"How are you getting on?" she asked, for she knew what they were discussing. Augustine invited her to join them, but Monica smiled. "I have never heard of a woman amongst the philosophers," she said.

"That is a mistake," replied Augustine. "There were women philosophers amongst the ancients, and you know, my dear mother, that I like your philosophy very much. Philosophy means nothing else but love of wisdom. Now you love wisdom more even than you love me, and I know how much that is. Why, you are so far advanced in wisdom that you fear no ill-fortune, not even death itself. Everybody says that this is the very height of philosophy.

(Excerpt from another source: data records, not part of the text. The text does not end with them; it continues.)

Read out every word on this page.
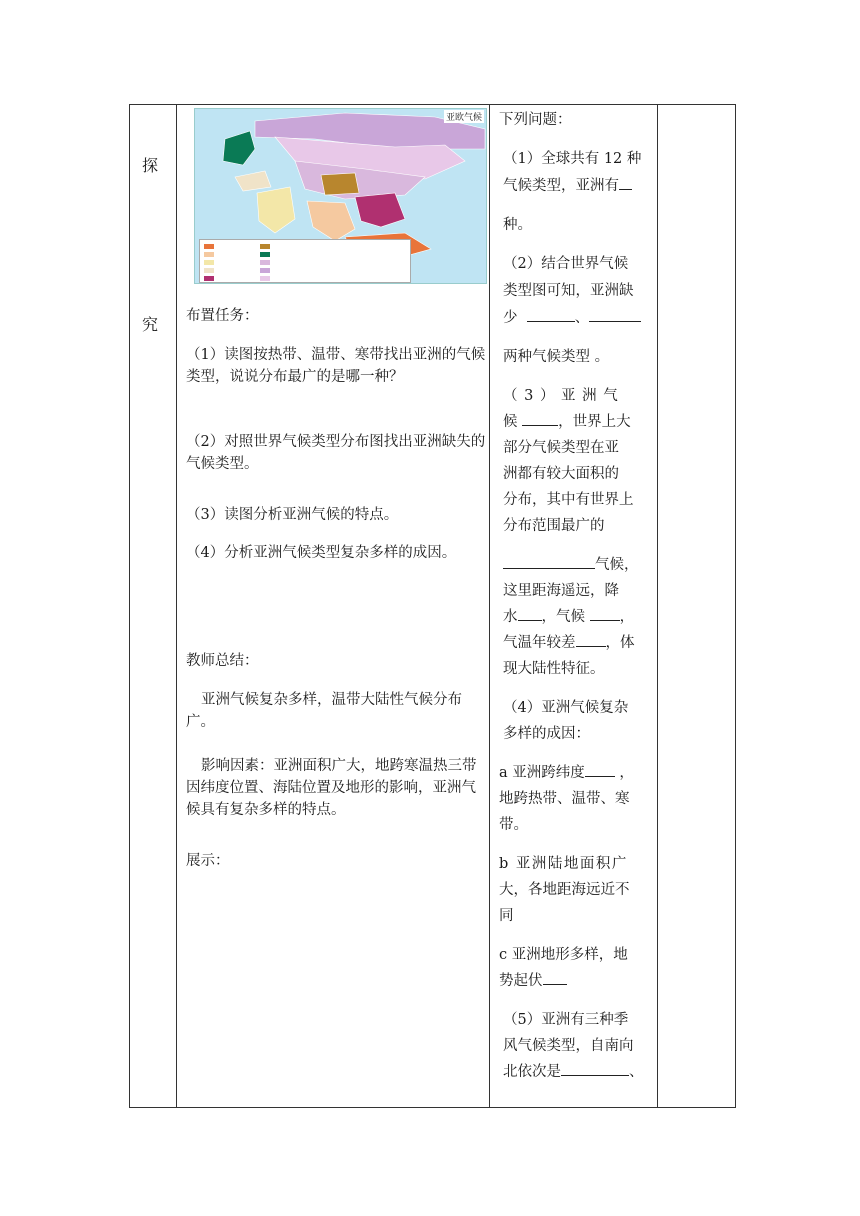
探
究
亚欧气候

布置任务：

（1）读图按热带、温带、寒带找出亚洲的气候类型，说说分布最广的是哪一种？

（2）对照世界气候类型分布图找出亚洲缺失的气候类型。

（3）读图分析亚洲气候的特点。

（4）分析亚洲气候类型复杂多样的成因。

教师总结：

亚洲气候复杂多样，温带大陆性气候分布广。

影响因素：亚洲面积广大，地跨寒温热三带因纬度位置、海陆位置及地形的影响，亚洲气候具有复杂多样的特点。

展示：

下列问题：

（1）全球共有 12 种

气候类型，亚洲有

种。

（2）结合世界气候

类型图可知，亚洲缺

少	、

两种气候类型 。

（ 3 ） 亚 洲 气

候	，世界上大

部分气候类型在亚

洲都有较大面积的

分布，其中有世界上

分布范围最广的

气候，

这里距海遥远，降

水 ，气候 ，

气温年较差 ，体

现大陆性特征。

（4）亚洲气候复杂

多样的成因：

a 亚洲跨纬度 ，

地跨热带、温带、寒

带。

b 亚洲陆地面积广

大，各地距海远近不

同

c 亚洲地形多样，地

势起伏

（5）亚洲有三种季

风气候类型，自南向

北依次是	、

I will therefore sit at your feet as your disciple."

Monica, still smiling, told her son that he had never told so many lies in his life. In spite of her protests, however, they would not let her go, and she was enrolled amongst the philosophers. The discussions, says St. Augustine, owed a good deal of their beauty to her presence.

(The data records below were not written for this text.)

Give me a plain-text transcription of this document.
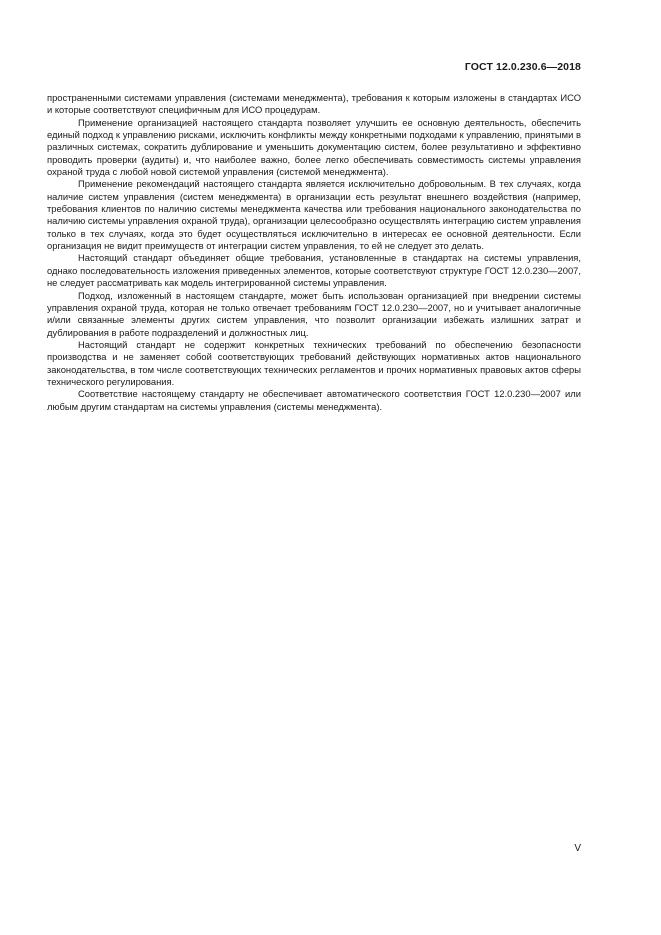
ГОСТ 12.0.230.6—2018

пространенными системами управления (системами менеджмента), требования к которым изложены в стандартах ИСО и которые соответствуют специфичным для ИСО процедурам.

Применение организацией настоящего стандарта позволяет улучшить ее основную деятельность, обеспечить единый подход к управлению рисками, исключить конфликты между конкретными подходами к управлению, принятыми в различных системах, сократить дублирование и уменьшить документацию систем, более результативно и эффективно проводить проверки (аудиты) и, что наиболее важно, более легко обеспечивать совместимость системы управления охраной труда с любой новой системой управления (системой менеджмента).

Применение рекомендаций настоящего стандарта является исключительно добровольным. В тех случаях, когда наличие систем управления (систем менеджмента) в организации есть результат внешнего воздействия (например, требования клиентов по наличию системы менеджмента качества или требования национального законодательства по наличию системы управления охраной труда), организации целесообразно осуществлять интеграцию систем управления только в тех случаях, когда это будет осуществляться исключительно в интересах ее основной деятельности. Если организация не видит преимуществ от интеграции систем управления, то ей не следует это делать.

Настоящий стандарт объединяет общие требования, установленные в стандартах на системы управления, однако последовательность изложения приведенных элементов, которые соответствуют структуре ГОСТ 12.0.230—2007, не следует рассматривать как модель интегрированной системы управления.

Подход, изложенный в настоящем стандарте, может быть использован организацией при внедрении системы управления охраной труда, которая не только отвечает требованиям ГОСТ 12.0.230—2007, но и учитывает аналогичные и/или связанные элементы других систем управления, что позволит организации избежать излишних затрат и дублирования в работе подразделений и должностных лиц.

Настоящий стандарт не содержит конкретных технических требований по обеспечению безопасности производства и не заменяет собой соответствующих требований действующих нормативных актов национального законодательства, в том числе соответствующих технических регламентов и прочих нормативных правовых актов сферы технического регулирования.

Соответствие настоящему стандарту не обеспечивает автоматического соответствия ГОСТ 12.0.230—2007 или любым другим стандартам на системы управления (системы менеджмента).

V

The 15th of November was Augustine's birthday. After dinner he invited his friends to come to the hall of the baths, that their souls might be fed also.

"For I suppose you all admit," he said, when they had settled themselves for conversation, "that we are made up of soul and body." To this everybody agreed but Navigius, who was inclined to argue, and who said he did not know.

"Do you mean," asked Augustine, "that there is nothing at all that you do know, or that of the few things you do not know this is one?"

Navigius was a little put out at this question, but they pacified him, and at last persuaded him to say that he was as certain of the fact that he was made up of body and soul as anybody could be. They then agreed that food was taken for the sake of the body.

"Must not the soul have its food too?" asked Augustine. "And what is that food? Is it not knowledge?"

Monica agreed to this, but Trigetius objected.

"Why, you yourself," said Monica, "are a living proof of it. Did you not tell us at dinner that you did not know what you were eating because you were lost in thought? Yet your teeth were working all the time. Where was your soul at that moment if not feeding too?"